On the other hand, there are things I really like about DirectShow:
  1. It can be extended to handle nearly any audio or video type, metadata types, etc.  It is extremely flexible.
  2. Because it is so modular, often a major change to your application only involves replacing a filter or two here and there, so changes end up being quite tidy.  For example, I have a playback application using MP4 files containing H.264 and AAC.  Someday, if the business requirement changes, I only have to swap out one filter and make sure it implements IMediaSeeking....and everything should literally work as it previously did.
  3. IFileSourceFilter is a great idea.  I don't like the naming, but having a standard interface to configure source filters makes it much easier for client writers to swap out filters.

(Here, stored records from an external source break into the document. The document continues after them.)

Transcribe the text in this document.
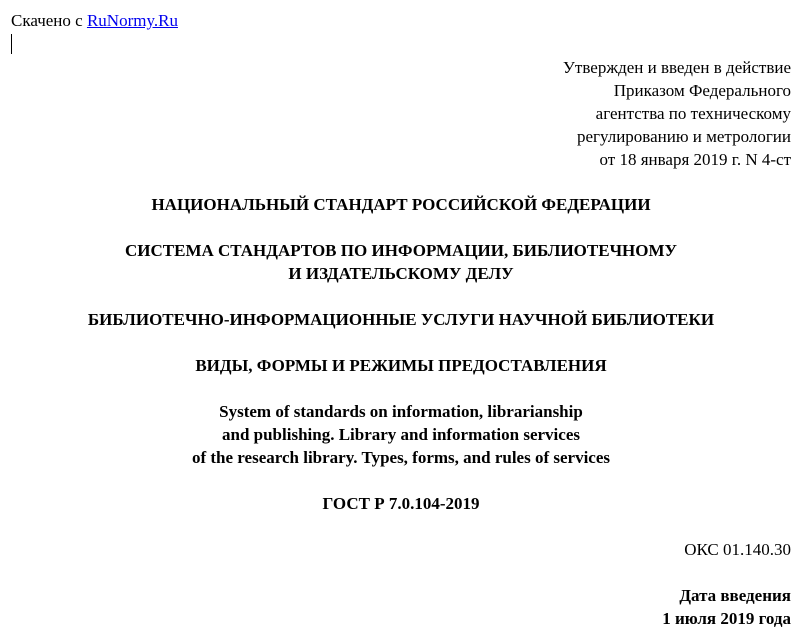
Скачено с RuNormy.Ru
Утвержден и введен в действие
Приказом Федерального
агентства по техническому
регулированию и метрологии
от 18 января 2019 г. N 4-ст
НАЦИОНАЛЬНЫЙ СТАНДАРТ РОССИЙСКОЙ ФЕДЕРАЦИИ
СИСТЕМА СТАНДАРТОВ ПО ИНФОРМАЦИИ, БИБЛИОТЕЧНОМУ
И ИЗДАТЕЛЬСКОМУ ДЕЛУ
БИБЛИОТЕЧНО-ИНФОРМАЦИОННЫЕ УСЛУГИ НАУЧНОЙ БИБЛИОТЕКИ
ВИДЫ, ФОРМЫ И РЕЖИМЫ ПРЕДОСТАВЛЕНИЯ
System of standards on information, librarianship
and publishing. Library and information services
of the research library. Types, forms, and rules of services
ГОСТ Р 7.0.104-2019
ОКС 01.140.30
Дата введения
1 июля 2019 года
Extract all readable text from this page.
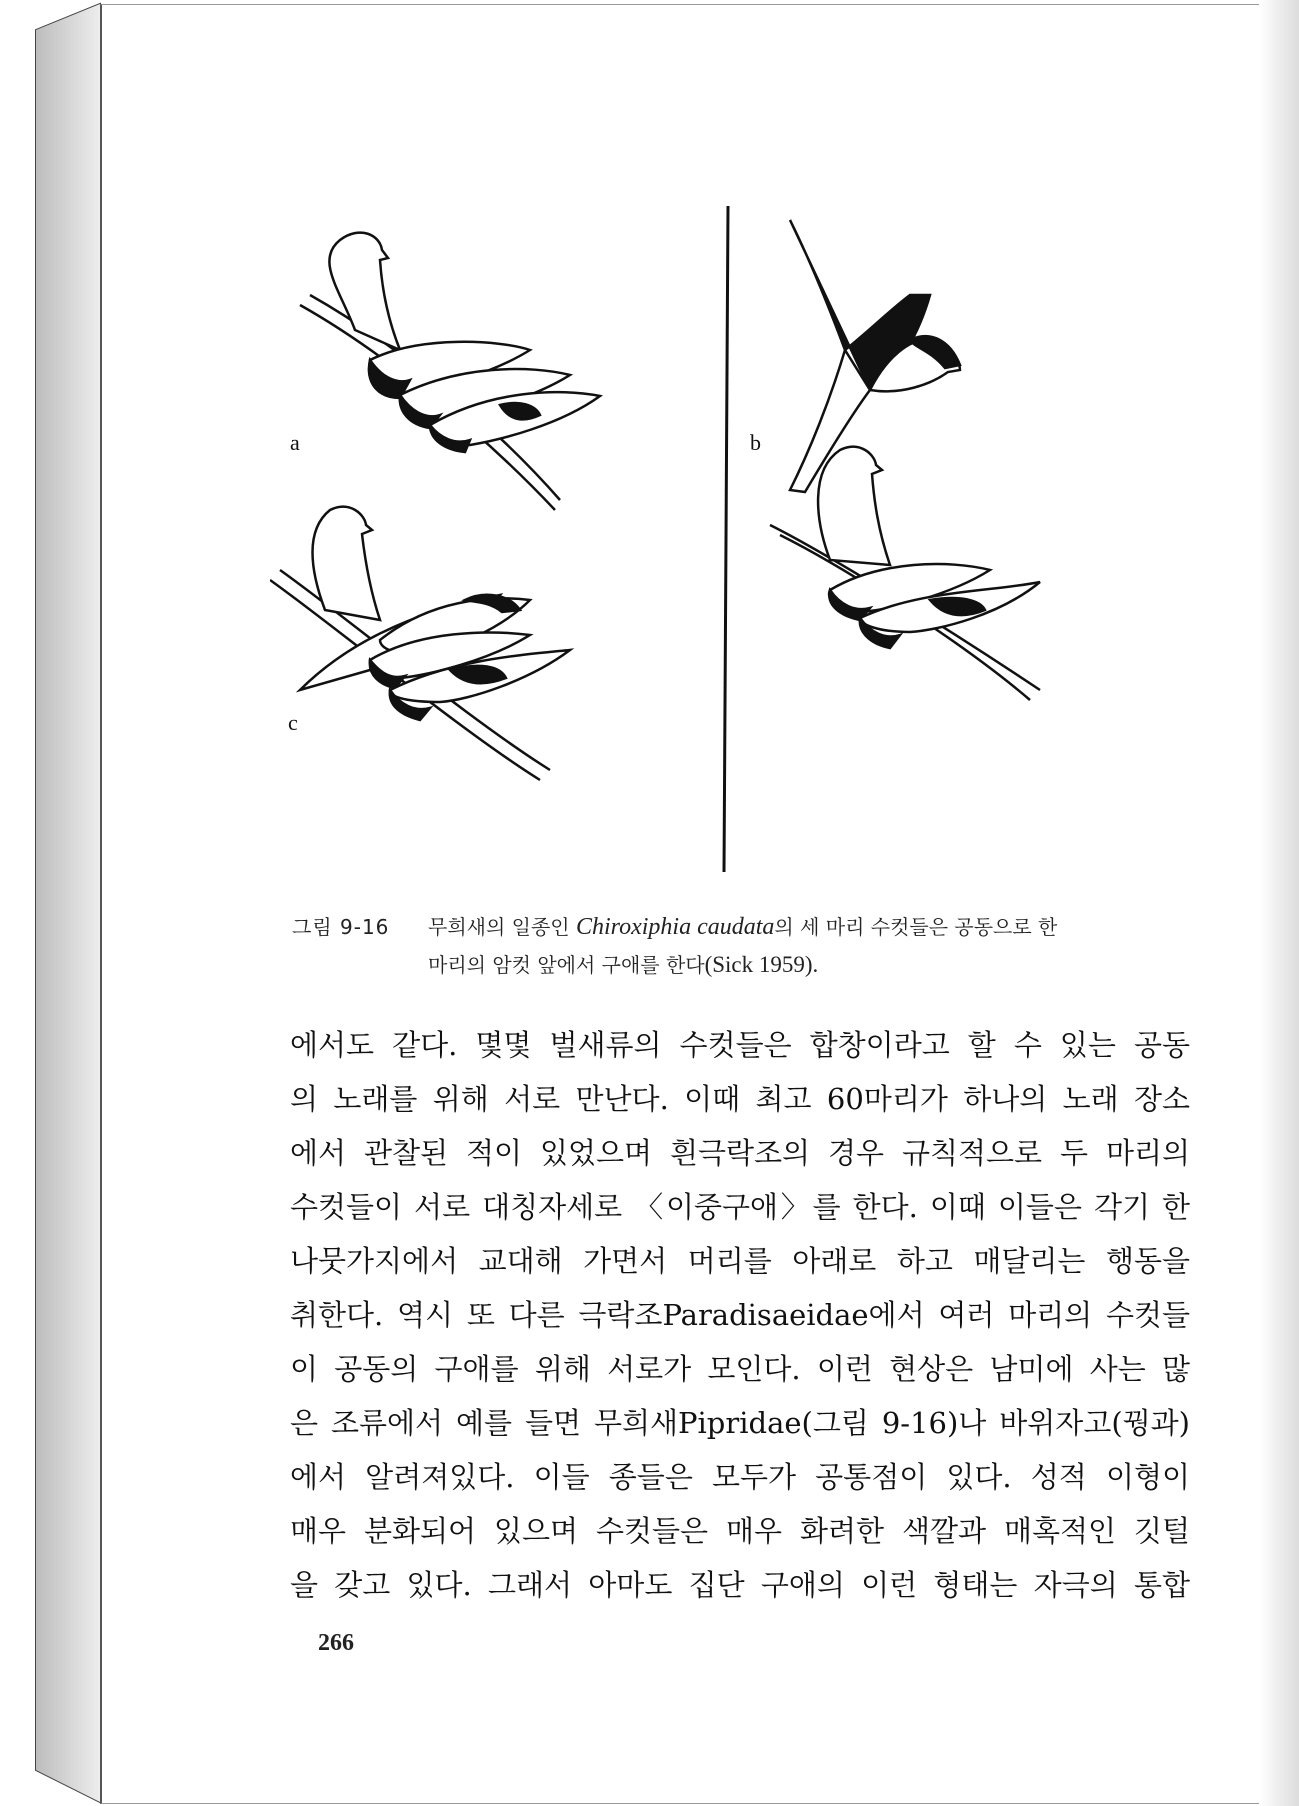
a	b
c
그림 9-16 무희새의 일종인 Chiroxiphia caudata의 세 마리 수컷들은 공동으로 한
마리의 암컷 앞에서 구애를 한다(Sick 1959).
에서도 같다. 몇몇 벌새류의 수컷들은 합창이라고 할 수 있는 공동
의 노래를 위해 서로 만난다. 이때 최고 60마리가 하나의 노래 장소
에서 관찰된 적이 있었으며 흰극락조의 경우 규칙적으로 두 마리의
수컷들이 서로 대칭자세로 〈이중구애〉를 한다. 이때 이들은 각기 한
나뭇가지에서 교대해 가면서 머리를 아래로 하고 매달리는 행동을
취한다. 역시 또 다른 극락조Paradisaeidae에서 여러 마리의 수컷들
이 공동의 구애를 위해 서로가 모인다. 이런 현상은 남미에 사는 많
은 조류에서 예를 들면 무희새Pipridae(그림 9-16)나 바위자고(꿩과)
에서 알려져있다. 이들 종들은 모두가 공통점이 있다. 성적 이형이
매우 분화되어 있으며 수컷들은 매우 화려한 색깔과 매혹적인 깃털
을 갖고 있다. 그래서 아마도 집단 구애의 이런 형태는 자극의 통합
266
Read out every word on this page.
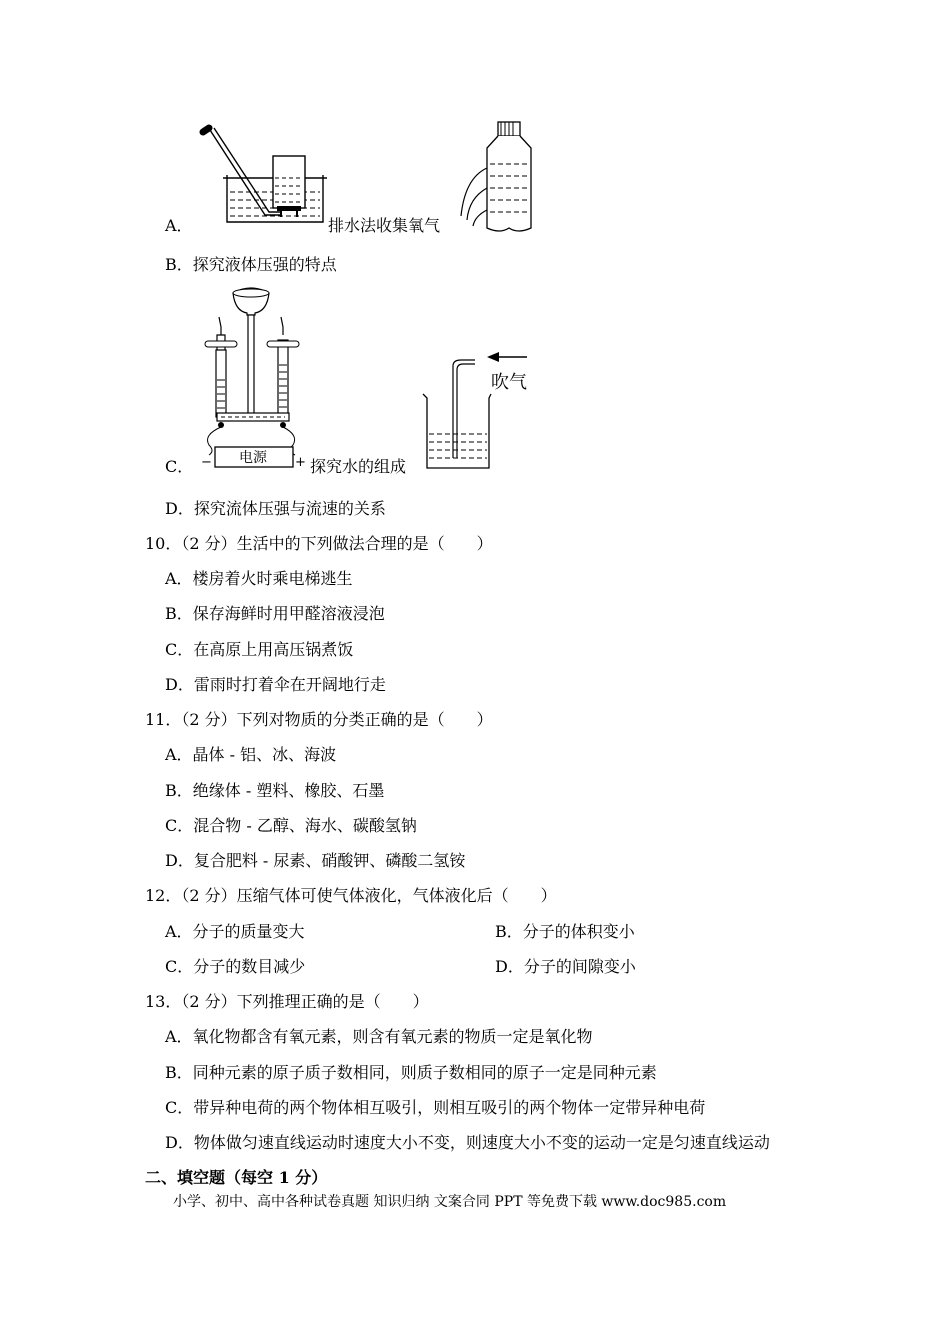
A．	排水法收集氧气
B．探究液体压强的特点
电源
−	+
吹气
C．	探究水的组成
D．探究流体压强与流速的关系
10．（2 分）生活中的下列做法合理的是（　　）
A．楼房着火时乘电梯逃生
B．保存海鲜时用甲醛溶液浸泡
C．在高原上用高压锅煮饭
D．雷雨时打着伞在开阔地行走
11．（2 分）下列对物质的分类正确的是（　　）
A．晶体 - 铝、冰、海波
B．绝缘体 - 塑料、橡胶、石墨
C．混合物 - 乙醇、海水、碳酸氢钠
D．复合肥料 - 尿素、硝酸钾、磷酸二氢铵
12．（2 分）压缩气体可使气体液化，气体液化后（　　）
A．分子的质量变大	B．分子的体积变小
C．分子的数目减少	D．分子的间隙变小
13．（2 分）下列推理正确的是（　　）
A．氧化物都含有氧元素，则含有氧元素的物质一定是氧化物
B．同种元素的原子质子数相同，则质子数相同的原子一定是同种元素
C．带异种电荷的两个物体相互吸引，则相互吸引的两个物体一定带异种电荷
D．物体做匀速直线运动时速度大小不变，则速度大小不变的运动一定是匀速直线运动
二、填空题（每空 1 分）
小学、初中、高中各种试卷真题 知识归纳 文案合同 PPT 等免费下载 www.doc985.com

  4. IMediaSeeking is a great interface for advanced seek operations.  It's great to have this work well at a high level without having to be overly concerned with the guts of the underlying filter graph.
  5. Some of the utility filters, like the infinite tee, null renderer, sample grabber, etc. are always super handy.
  6. The event-driven framework--while overly complicated--is really useful given that processing audio and video (particularly in real-time) is a very "event" oriented process.
In the coming days, I'm going to take a shot at implementing a very basic media framework in C#.  People have said managed code isn't suitable for media processing; I plan to test that hypothesis, because I see no real evidence showing otherwise.

I'll update my progress here as I go.